Quelque-chose a bougé
J'ai rencontré pour la première fois le travail de Léa Chotard lors d'une exposition collective consacrée aux étudiant(e)s et diplômé(e)s de l'EESAB et organisée aux Ateliers du vent, à Rennes, en mars 2025. Parmi la quinzaine d'artistes présentés à cette occasion, la peinture de Léa ressortait pour moi, inévitablement. Par son format d'abord, horizontal et de grande dimension (120 x 200 cm), qui interdisait toute discrétion... Grâce à ses couleurs ensuite ; ce rose fluo mêlé aux teintes rouges - orangées et contrasté de blanc. Par l'émotion qui se dégageait de la scène, enfin. Deux gamins allongés sur des transats, les yeux mi-clos à cause du soleil, le sourire aux lèvres et une pomme à la main. J'apprendrai plus tard que ces deux enfants sont Léa et son jumeau. Comme souvent, les peintres figuratifs s'inspirent de leur vie. Ils sont, avec leurs proches, leurs premiers sujets. Après plusieurs tours de l'exposition, au cours de laquelle je découvre également le travail de Rosalie Maillard, je reste assez fasciné par la peinture de Léa. Quelques semaines plus tard, en allant rencontrer Rosalie aux Beaux-Arts de Rennes, je tombe nez-à-nez avec le tableau de Léa que Rosalie entreposait justement dans son espace - atelier. Cette peinture est décidément hypnotique.
Nous sommes début avril, je viens de récupérer un petit espace d'exposition et j'y présenterai quelques artistes. Le tableau de Léa ne fait pas partie de la sélection car le lieu est trop petit et n'autorise pas de si grands formats. Sans compter que je ne l'ai pas encore rencontrée. Cela arrive fin mai, quelques jours avant qu'elle n'obtienne son diplôme. Je me rends à son atelier, je fais donc la connaissance de Léa et de son chien et ensemble nous sortons et regardons encore cette fameuse peinture des Ateliers du vent (intitulée Quelque-chose a bougé). Elle en profite pour me présenter d'autres œuvres dans le même esprit, mais je reste attiré par ce tableau que j'avais pourtant déjà vu à deux reprises. Elle me dit, amusée, que l'un de ses professeurs aurait souhaité lui acheter. Ayant peur de le voir filer, je lui réponds alors que si ce n'est pas fait, j'aimerais autant qu'elle le garde pour moi. Ce n'est pas mon habitude lorsque j'entame une relation avec un artiste, mais je l'acquiers finalement.
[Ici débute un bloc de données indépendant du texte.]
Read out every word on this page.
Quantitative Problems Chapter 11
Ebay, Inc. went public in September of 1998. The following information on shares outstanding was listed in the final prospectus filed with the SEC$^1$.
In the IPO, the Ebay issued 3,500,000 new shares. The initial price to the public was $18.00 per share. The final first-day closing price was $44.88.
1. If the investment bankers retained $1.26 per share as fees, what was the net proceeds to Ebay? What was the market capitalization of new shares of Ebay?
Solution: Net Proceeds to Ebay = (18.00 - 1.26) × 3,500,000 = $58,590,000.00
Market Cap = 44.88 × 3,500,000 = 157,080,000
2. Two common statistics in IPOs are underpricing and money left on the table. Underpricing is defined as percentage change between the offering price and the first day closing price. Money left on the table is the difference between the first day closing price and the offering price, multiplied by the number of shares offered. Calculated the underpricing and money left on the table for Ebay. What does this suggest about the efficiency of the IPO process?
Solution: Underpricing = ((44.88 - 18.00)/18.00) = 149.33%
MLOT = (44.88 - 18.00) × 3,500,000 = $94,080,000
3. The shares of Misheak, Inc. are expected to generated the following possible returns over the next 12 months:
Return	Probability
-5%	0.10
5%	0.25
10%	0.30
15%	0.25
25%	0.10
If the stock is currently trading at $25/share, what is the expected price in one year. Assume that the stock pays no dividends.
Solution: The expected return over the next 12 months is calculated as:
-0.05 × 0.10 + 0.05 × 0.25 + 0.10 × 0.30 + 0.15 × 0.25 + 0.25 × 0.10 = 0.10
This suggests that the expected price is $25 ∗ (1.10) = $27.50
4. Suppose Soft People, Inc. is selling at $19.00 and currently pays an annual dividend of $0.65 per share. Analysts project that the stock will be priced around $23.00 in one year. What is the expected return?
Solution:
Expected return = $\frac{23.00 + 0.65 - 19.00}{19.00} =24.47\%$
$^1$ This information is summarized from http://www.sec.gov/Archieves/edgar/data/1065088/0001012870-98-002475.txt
Nous nous quittons après une petite heure au cours de laquelle nous avions évoqué son parcours, son travail, ses envies, notamment l'ambition qu'elle avait de vivre de son art. C'est toujours engageant pour un galeriste de constater qu'un jeune artiste est déterminé à faire de sa pratique un métier.
Avant la coupure estivale, je visite un nouvel espace aux volumes intéressants, au caractère indéniable et à l'emplacement idéal. Situé au 4 place du Parlement, ce local deviendra ma galerie pérenne. Nous décidons alors, en septembre, de présenter le travail de Léa pour l'exposition collective inaugurale de ce nouveau lieu. Le vernissage est fixé au 2 octobre. Nous nous accordons également pour montrer le grand tableau en novembre, lors d'une deuxième exposition consacrée aux grands formats. Malheureusement, les choses ne se passeront pas comme prévu. Fin septembre, nous apprenons avec une grande tristesse la disparition de Léa. En concertation avec sa famille, nous choisissons de ne pas présenter ses œuvres avec celles des autres artistes et pensons plutôt que sa peinture mérite d'être découverte seule. L'idée d'une exposition personnelle hommage émerge alors.
Dans un reportage sur elle, son frère Malo lui demande pourquoi ou pour qui elle peint. Léa a alors cette réponse : « je peins autant pour ceux qui aiment que pour ceux qui n'aiment pas mon art ». Et le moins que l'on puisse dire c'est que sa peinture était entière et intransigeante. Je n'ai connu Léa que trop rapidement, mais ses œuvres révèlent une maturité artistique assez rare pour une artiste de 25 ans. Son œuvre est constituée de thèmes et de séries abouties, bien qu'il fût clair pour elle que l'apprentissage n'était jamais terminé et qu'il lui restait encore bien des directions à explorer. Mais déjà, elle peut avoir une vraie satisfaction de là où elle est : sa peinture sera vue. Ses œuvres seront découvertes, aimées ou non comme elle le souhaitait. Et c'est avec tout l'enthousiasme possible que nous ferons vivre cette exposition.